DarrylD 03-11-2007 03:12 PM

Use a grinder, a wire brush will just polish the rust. I would prospect using a center punch and hammer in the worst looking area and hit it hard. If it shatters like a burned potato chip or dents like aluminum foil, your answer will be quick. Pretend it's somebody else's car for a minute, that combats the completely understandable denial one gets in these situations.

I think Milt would agree, that inner rocker panel looks pretty bad and the problem is that area rusts from the bottom up... right where you need good steel to weld that outer rocker panel on and it must endure a good bit of flex.

I'm assuming you want to do this right as a keeper and not to just flip this car onto some unsuspecting buyer, right?

rennch 03-11-2007 03:14 PM

Yes, absolutely. I want to fix it right. If I have to dig all the way down, I will.

rennch 03-11-2007 07:00 PM

I can get a portable sandblaster right?

Kemo 04-06-2007 07:34 AM

subscribing...

emptyo - thanks for posting. any updated photos of the rocker fix?

rennch 04-06-2007 08:28 AM

No kemo...not yet. I feel like I've reached an impasse with my skill level at the moment. Plus, I need to order some jack metal and I haven't done that yet. Maybe this weekend I'll get the doors off and the thing fully removed.

rennch 04-16-2007 12:27 PM

So, I'm hoping I might be able just cut out the bad section of the inner and patch in new material if it doesn't pass the grinder test. Thoughts?

Zeke 04-16-2007 12:56 PM

OK, I'll weigh in here. You can't weld to metal that isn't bight and silver or is too thin. And by "too thin" I mean uneven metal that has been cleaned up but shows a lot of etching due to rust. This usually means that more metal has to be cut out than you plan on at first to get to solid surrounding metal. In some circumstances, you could patch, but overlays are not recommended, only tolerated if done well and no rust is captured behind and steps have been taken to ensure no rust will form between the patch and the original portion.

I use a portable sandblaster shot through a rubber vacuum attachment with the vac running to contain and capture what I can. It's based on a machine developed many years ago called Vacublast. The name says it all.

These suckers are expensive but way cool: http://www.chamberlainsvacublast.com/products.html

rennch 04-16-2007 12:58 PM

I have access to a portable sandblaster. I'm also tempted to pay a pro to do this part for me, but money's tight at the moment.

Zeke 04-16-2007 01:56 PM

Quote:

Originally posted by emptyo
I have access to a portable sandblaster. I'm also tempted to pay a pro to do this part for me, but money's tight at the moment.
Maybe not a bad idea. The car can and will change shape if you're not careful. The rear quarter reattachment is especially critical as is overall door/rocker alignment. The car can move around when welding if you let too much heat build up.

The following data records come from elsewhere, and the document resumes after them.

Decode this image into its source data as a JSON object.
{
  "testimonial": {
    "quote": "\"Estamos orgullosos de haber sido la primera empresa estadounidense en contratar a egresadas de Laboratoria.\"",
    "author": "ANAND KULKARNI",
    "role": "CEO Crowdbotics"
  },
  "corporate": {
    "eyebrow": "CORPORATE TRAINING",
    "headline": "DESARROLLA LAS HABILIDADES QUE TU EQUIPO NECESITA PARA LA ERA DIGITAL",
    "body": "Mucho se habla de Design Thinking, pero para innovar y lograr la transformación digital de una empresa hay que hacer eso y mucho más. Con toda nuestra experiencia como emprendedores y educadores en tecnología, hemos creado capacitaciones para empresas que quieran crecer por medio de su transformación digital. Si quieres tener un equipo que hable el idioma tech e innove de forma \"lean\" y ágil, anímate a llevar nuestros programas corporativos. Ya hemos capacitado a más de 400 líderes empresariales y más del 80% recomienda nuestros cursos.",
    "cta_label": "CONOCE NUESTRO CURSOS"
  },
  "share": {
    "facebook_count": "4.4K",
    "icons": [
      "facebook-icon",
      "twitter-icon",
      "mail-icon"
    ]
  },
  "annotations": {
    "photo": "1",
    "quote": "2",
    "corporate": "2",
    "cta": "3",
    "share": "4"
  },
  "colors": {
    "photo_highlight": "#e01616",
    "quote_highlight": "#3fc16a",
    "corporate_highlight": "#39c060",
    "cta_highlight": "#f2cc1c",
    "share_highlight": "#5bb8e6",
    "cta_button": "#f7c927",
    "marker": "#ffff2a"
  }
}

If you've ever been under or in a house being jacked, you've heard all the cracks and pops. Well, you should hear one of these cars as you go. They'll let you know if you're hurting them. ;)

Carrera Charlie 04-16-2007 01:57 PM

I was lucky enough to stop by Darryl's shop one day - if you think his work is magnificent, you should see his workshop!

The reason I mention this is that he created his own sandblasting booth with vacuum system. If he checks back here, maybe he could post a few photos and explain the set-up. It was ingenious!